A su retorno conquistó varios de esos títulos regionales  abandonando a sus mentores Peter Khöl y Towab Hedi y se fue para Estados Unidos. Entre otras cosas, para que Amílcar Brusa le enseñara a trabar.
Vino entonces la pelea más importante de su carrera, contra Lennox Lewis. El morocho estaba recibiendo una lección de boxeo como jamás se la habían dado y Klitschko estaba demostrando que no solamente era un pesado de enorme físico sino también dueño de una hasta ahora desconocida ciencia boxística. Un golpe, afortunado o no -son las cosas del boxeo- le abrieron una enorme herida en la ceja a Vitali. Lo obligaron a abandonar.

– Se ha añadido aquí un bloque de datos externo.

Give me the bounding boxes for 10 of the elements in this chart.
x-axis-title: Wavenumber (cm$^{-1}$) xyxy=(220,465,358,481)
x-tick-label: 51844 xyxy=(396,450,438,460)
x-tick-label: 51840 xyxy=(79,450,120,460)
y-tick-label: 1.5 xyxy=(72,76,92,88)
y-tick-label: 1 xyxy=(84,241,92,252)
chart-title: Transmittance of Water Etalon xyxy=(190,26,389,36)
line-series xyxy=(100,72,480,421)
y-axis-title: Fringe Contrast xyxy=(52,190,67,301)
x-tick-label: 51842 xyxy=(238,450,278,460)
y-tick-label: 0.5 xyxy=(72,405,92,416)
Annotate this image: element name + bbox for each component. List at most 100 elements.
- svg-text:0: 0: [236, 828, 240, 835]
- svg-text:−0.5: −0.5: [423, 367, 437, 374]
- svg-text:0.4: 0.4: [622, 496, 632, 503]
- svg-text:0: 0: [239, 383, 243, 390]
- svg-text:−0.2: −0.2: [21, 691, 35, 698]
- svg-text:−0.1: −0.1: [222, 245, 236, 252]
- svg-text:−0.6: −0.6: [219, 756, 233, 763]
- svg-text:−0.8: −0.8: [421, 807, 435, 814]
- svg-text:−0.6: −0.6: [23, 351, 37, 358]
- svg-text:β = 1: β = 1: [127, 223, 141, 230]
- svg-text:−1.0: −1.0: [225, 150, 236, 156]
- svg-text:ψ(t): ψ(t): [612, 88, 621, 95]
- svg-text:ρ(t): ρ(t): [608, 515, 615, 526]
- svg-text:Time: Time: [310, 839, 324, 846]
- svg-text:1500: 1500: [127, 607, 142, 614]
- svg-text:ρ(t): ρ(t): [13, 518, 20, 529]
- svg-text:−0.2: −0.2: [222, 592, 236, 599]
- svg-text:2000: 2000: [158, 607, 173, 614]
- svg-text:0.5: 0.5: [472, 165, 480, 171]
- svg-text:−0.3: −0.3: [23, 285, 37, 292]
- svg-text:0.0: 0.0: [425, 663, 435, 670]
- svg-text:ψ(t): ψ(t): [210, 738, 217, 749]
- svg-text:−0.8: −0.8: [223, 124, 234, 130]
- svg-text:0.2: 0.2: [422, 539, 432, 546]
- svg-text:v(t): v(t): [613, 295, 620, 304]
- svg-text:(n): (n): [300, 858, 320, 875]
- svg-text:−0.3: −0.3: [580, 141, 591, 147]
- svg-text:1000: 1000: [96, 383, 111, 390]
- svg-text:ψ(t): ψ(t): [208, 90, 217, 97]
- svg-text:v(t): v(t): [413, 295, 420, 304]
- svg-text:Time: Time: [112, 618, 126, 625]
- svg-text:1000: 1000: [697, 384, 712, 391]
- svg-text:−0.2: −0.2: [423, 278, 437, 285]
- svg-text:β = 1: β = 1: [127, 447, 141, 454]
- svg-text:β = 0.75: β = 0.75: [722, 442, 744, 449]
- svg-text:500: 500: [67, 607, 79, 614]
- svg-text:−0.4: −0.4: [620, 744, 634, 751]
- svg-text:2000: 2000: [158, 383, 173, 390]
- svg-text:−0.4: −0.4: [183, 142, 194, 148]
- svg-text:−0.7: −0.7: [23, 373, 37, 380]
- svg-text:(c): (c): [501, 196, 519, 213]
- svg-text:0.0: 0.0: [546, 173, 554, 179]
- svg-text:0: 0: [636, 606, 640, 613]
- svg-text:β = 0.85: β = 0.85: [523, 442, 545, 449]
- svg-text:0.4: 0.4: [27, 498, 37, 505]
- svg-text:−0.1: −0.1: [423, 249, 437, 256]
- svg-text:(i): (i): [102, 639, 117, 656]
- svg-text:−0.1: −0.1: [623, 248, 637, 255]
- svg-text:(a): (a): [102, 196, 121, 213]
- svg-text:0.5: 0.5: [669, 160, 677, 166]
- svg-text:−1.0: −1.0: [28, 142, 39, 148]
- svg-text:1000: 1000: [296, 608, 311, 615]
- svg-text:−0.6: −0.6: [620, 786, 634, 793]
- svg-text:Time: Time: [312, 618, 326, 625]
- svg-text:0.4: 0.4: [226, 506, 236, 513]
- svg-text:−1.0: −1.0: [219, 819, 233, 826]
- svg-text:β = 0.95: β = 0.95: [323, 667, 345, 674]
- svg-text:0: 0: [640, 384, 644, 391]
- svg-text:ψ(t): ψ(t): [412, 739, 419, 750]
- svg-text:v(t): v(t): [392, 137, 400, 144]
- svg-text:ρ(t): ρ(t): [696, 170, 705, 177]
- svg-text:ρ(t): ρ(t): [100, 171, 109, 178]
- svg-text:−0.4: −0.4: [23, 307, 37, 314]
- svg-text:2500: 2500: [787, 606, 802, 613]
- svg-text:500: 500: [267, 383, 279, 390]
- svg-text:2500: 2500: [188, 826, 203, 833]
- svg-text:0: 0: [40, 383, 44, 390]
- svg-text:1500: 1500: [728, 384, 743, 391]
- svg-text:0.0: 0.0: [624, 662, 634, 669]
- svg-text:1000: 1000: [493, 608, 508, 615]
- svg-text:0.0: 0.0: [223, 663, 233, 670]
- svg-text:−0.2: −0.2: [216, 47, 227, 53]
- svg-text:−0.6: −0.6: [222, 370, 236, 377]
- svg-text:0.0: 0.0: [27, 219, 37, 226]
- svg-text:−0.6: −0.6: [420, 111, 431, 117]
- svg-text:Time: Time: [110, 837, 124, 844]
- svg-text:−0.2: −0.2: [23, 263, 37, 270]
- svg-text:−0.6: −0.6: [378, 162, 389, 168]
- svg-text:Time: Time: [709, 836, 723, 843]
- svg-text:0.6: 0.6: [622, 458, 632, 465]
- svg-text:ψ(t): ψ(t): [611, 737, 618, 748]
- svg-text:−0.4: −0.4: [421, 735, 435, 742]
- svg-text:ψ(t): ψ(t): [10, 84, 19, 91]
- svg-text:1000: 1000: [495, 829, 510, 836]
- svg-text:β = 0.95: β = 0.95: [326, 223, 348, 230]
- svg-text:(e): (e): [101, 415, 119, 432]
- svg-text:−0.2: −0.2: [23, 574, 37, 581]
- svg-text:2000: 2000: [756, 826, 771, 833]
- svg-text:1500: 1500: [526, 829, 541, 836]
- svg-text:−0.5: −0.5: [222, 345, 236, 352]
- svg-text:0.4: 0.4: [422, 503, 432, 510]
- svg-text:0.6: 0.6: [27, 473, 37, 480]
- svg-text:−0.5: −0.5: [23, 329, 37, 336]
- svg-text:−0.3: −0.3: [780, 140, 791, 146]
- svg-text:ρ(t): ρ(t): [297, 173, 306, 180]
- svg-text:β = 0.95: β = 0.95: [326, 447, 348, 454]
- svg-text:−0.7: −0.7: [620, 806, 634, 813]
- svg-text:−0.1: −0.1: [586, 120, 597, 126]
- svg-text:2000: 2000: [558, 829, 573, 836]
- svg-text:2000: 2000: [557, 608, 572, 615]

Junto con la de Byrd, son las dos únicas derrotas que cosechó, ambas por fuera de combate, una por lesión y otra porque el boxeo simplemente es así.
Volvió y fue campeón del Consejo Mundial hasta que nuevamente lesiones musculares lo retiraron de los rings por espacio de casi cuatro años, después de haber vapuleado a Danny Williams, aquél que le aguantó todo a Tyson y luego lo puso nocaut.
El sábado, cuarenta y seis meses después de aquella pelea fue nuevamente en busca del título ante el temible Samuel Peter, un noqueador nato. Una estampilla insoportable de manos pesadas y ritmo insoportable. Volvió a funcionar esa izquierda de Vitali, volvieron a trabajar sus piernas y su mente. Peter nunca pudo entrar en la línea de fuego y su cara se iba desfigurando ante las descargas que llegaban como en carbónico. Y así, sin apuros, con la cabeza fría, la distancia medida y los golpes netos, Vitali Klitschko recuperaba lo suyo. Al finalizar el octavo round Peter dijo basta.
El nuevo campeón es doctorado en kinesiología desde hace varios años y es tal el respeto que se le tiene, que en las conversaciones amistosas que he sostenido con alguno de sus allegados se refieren a él como ?el doctor Klitschko? y es así también como lo anuncian sobre el ring.
Si estuviera en un palco político en nuestro país por la década del ?40 seguramente le gritarían: ?¡Viva el dotor!?. Y bien que se lo merece.